Maria’s memoirs were turned into a live stage musical before being adapted again into the beloved musical film. The broadest strokes remain the same: Maria marries into the family instead of becoming a nun, the von Trapps bring their music to the country before fleeing the rise of Nazism. However, some details change. Character ages and timelines are tinkered with to serve the narrative, and some prominent characters are fictionalized, while others are taken out of the story completely. Julie Andrew’s iconic portrayal of Maria von Tapp is legendary, but Maria’s description of herself in her own memoir reveals a different life.
The Sound Of The Music Is Based On A Play, Which Is Based On A True Story
Maria von Trapp’s memoir The Story of the Trapp Family Singers was adapted by the theater-writing team of Rodgers and Hammerstein in 1959 into a live musical titled The Sound of Music. Six years later, the stage musical became an Academy Award-winning eponymous musical film.
The timeline of events was condensed to create a sense of haste. In the film, Maria and Captain von Trapp are married barely a month before the family flees Austria, but in actuality, Maria and the Captain lived in matrimony for 11 years and even had two children before they left the country. Similarly, the climax of the film is the von Trapps’ dramatic escape from right under the Nazis’ noses at a public singing competition, crossing the Alps by foot. In real life, the departure was far less dramatic: the von Trapps left Austria publicly by train for Italy, under the guise of a family vacation before absconding for the United States.
Other details were adjusted to heighten stakes. In the film, the von Trapp family is just starting their performance career, while in real life they had performed internationally as a recognized group. In fact, it was their established career that helped their emigration status in the United States. Along those lines, in the film, Captain von Trapp is quite wealthy, with the Nazi government holding the purse strings as a form of control, while in actuality the von Trapp fortune had already been impacted by the collapse of their bank.
How Accurate The Sound Of Music Is Compared To The True Story
While dates and facts were certainly altered to suit the story, even the characterizations are only based on the true people. Some characters were added to create emotional complications, while others were amalgamated for simplicity. The Captain’s 10 children were combined into seven, and one named Maria was taken out to avoid confusion. The characters Rolfe and Baroness Elsa von Schraeder have no fictional counterparts. Rolfe serves as a romantic interest for young Leslie von Trapp and a face for the burgeoning Nazi movement, while the Baroness adds a complicating factor to what could be a straightforward romance between Maria and the Captain.
The real Maria was not a problematically free-spirited novice, but a woman with a strong sense of duty.

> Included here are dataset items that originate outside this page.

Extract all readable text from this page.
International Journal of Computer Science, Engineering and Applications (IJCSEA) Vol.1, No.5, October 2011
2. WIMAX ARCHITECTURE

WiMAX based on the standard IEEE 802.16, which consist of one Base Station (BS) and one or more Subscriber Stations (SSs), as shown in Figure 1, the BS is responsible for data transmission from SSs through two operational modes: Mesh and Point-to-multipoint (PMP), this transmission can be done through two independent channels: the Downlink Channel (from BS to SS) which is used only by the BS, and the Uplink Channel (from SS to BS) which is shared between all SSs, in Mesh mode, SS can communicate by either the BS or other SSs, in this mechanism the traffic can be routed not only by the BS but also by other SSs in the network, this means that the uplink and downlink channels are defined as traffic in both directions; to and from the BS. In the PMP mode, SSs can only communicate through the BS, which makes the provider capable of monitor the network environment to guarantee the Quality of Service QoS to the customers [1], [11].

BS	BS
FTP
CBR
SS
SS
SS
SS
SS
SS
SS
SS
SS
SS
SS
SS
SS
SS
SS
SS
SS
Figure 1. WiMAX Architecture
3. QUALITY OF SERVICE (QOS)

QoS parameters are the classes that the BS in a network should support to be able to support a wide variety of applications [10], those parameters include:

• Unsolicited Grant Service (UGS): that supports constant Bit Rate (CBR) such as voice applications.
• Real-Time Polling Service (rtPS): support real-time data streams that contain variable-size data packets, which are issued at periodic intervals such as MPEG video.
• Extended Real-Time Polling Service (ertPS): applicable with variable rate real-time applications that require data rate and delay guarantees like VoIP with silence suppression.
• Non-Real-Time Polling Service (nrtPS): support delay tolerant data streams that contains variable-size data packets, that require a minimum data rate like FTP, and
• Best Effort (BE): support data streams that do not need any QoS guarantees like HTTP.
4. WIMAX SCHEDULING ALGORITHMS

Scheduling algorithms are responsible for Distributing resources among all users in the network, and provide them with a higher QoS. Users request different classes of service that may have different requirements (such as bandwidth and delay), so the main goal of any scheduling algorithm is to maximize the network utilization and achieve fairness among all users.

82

Even the characters of Maria and the Captain were shaped by creative liberties. In the film, Maria brings love and laughter back into the home, with the Captain beginning the film as a strict disciplinarian who summons his children with individualized dog whistles. In real life, the children described their father as warm and loving. The real Maria was not a problematically free-spirited novice, but a woman with a strong sense of duty. In The Sound of Music movie, as in real life, Maria fell in love with the children before she fell for their father.